Andamos cuesta arriba hasta donde el lago

se transforma en un manto de guijarros azules.

No entramos.

Tú, porque habías viajado por los cinco continentes

y no te resignabas a que tu porción del Ohrid

fuese solo un espacio frente a un viejo hotel de los setenta.

Yo, porque el agua transparente

me hacía temer el cerúleo rostro de un ahogado entre las algas.

Nada memorable sucedió al regreso:

recogí las bayas que colgaban a la orilla de la carretera,

mis chancletas se rompieron

y caminé descalzo hasta que llegamos a la entrada de la cueva de San Atanasio.

 

No entraste, no podías entrar, Alessa,

aún faltaban cuatro años

para que los cerezos nos miraran respirar bajo su púrpura infinito;

pero frente a los frescos sin rostro de la gruta,

frente al rústico altar donde puse una moneda

como quien coloca un nido repleto de gorriones,

algo vino a mí como el ruido de la luz en la hojarasca,

como el vuelo de las florecillas que se adentran en la niebla.

 

Entonces pude verte en una esquina de la cueva.

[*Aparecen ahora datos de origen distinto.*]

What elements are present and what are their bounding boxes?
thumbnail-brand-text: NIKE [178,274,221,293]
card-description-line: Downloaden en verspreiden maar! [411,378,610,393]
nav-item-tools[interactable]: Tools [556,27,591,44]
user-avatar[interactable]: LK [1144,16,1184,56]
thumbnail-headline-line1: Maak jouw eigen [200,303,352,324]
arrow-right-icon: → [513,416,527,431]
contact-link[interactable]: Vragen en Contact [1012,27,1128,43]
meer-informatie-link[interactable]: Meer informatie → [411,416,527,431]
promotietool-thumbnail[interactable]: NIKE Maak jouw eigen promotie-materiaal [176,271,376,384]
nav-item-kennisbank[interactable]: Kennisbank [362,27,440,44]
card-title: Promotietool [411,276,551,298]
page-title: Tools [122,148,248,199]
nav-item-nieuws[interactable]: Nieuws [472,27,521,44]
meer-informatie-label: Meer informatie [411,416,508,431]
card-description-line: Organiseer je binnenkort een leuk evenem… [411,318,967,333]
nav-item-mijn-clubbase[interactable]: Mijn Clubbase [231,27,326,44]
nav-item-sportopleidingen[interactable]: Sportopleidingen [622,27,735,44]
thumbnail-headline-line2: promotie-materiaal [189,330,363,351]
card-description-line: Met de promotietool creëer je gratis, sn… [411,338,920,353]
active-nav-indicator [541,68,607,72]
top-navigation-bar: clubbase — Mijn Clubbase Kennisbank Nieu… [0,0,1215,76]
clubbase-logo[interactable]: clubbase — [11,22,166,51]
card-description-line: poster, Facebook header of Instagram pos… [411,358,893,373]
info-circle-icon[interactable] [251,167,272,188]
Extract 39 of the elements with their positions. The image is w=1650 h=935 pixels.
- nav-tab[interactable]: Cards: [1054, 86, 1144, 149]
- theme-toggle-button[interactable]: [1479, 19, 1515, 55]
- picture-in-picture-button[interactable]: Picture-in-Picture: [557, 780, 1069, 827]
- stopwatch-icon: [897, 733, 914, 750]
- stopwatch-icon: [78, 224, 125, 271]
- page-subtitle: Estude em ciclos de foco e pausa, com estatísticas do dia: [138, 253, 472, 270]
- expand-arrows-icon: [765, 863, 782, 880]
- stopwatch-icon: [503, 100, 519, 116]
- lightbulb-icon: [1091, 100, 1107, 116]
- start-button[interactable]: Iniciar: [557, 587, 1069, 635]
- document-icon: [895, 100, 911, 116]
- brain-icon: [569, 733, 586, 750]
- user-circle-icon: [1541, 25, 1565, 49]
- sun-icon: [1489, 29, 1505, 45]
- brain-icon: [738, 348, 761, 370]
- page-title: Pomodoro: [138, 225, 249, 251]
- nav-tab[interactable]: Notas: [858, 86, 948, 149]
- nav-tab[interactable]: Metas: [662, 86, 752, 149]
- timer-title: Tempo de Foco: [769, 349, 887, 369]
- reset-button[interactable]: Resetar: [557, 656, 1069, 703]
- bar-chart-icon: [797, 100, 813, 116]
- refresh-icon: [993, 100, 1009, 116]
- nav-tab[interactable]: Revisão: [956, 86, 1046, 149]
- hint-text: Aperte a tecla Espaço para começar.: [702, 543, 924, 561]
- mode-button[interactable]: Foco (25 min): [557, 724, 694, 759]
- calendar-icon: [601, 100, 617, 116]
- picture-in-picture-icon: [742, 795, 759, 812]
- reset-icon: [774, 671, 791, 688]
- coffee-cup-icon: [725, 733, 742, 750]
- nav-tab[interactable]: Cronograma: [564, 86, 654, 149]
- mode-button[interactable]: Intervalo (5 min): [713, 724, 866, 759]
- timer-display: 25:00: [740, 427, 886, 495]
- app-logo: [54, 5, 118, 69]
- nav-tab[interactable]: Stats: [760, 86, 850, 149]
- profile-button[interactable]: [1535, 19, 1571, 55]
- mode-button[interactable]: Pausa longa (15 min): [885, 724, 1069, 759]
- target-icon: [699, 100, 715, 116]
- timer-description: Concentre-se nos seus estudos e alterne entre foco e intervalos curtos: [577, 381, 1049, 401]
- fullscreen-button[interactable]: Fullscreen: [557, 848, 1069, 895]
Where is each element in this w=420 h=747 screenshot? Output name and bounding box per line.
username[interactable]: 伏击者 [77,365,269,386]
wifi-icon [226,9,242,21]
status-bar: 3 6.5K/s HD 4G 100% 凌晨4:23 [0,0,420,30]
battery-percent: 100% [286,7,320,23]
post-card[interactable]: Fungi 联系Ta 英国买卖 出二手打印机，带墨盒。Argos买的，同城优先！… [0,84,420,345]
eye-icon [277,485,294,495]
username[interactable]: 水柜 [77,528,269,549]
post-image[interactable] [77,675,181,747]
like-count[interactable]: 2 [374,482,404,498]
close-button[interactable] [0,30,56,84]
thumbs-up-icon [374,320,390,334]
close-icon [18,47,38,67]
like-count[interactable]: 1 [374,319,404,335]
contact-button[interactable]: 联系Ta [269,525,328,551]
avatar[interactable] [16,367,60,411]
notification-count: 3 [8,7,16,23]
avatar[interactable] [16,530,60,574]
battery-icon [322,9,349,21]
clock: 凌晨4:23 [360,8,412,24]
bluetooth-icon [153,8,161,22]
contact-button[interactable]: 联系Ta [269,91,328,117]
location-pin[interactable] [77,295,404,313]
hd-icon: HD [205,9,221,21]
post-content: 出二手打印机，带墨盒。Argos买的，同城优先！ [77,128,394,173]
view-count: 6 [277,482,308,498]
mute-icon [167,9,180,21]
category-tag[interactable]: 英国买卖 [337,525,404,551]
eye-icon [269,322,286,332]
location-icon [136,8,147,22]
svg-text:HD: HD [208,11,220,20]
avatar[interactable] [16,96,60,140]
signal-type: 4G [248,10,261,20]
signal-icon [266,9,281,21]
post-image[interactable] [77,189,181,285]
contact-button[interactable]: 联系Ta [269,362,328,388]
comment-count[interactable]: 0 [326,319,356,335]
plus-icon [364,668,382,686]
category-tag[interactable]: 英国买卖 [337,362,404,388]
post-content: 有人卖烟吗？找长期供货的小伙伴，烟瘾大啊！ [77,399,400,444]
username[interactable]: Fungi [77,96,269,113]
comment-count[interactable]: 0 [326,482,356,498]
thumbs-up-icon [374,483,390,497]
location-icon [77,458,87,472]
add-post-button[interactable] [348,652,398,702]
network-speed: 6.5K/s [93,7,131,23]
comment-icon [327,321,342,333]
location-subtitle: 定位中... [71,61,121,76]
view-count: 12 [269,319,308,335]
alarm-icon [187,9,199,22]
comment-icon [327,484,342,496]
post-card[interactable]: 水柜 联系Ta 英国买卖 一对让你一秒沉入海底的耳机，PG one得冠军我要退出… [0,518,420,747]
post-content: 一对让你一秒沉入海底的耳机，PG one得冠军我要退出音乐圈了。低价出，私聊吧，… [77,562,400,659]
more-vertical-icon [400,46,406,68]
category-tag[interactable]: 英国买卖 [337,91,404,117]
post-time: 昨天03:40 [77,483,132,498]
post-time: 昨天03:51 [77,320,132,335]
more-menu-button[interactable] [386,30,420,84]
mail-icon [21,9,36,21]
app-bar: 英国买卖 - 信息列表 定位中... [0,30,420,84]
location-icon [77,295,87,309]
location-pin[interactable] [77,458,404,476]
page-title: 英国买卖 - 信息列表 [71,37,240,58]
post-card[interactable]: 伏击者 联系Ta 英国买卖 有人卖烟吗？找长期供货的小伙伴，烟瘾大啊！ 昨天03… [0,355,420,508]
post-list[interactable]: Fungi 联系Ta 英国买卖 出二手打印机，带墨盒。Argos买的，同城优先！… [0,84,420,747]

Contemplabas los dibujos rupestres

como quien después de muchos años, entre viejos álbumes,

descubre una fotografía sepia de su infancia.

Te seguí al campo,

colocaste entre mis labios el fruto del enebro.

Me cubriste entero con las hojas de un arce,

hojas rojas de los árboles

que hunden sus raíces en la piedra.

Me enseñaste el lenguaje de las adormideras,

el verdadero nombre de todas las galaxias,

el braille de la oruga en la oscuridad de su capullo.

“No se trata de juntar los monstruos-me dijiste-.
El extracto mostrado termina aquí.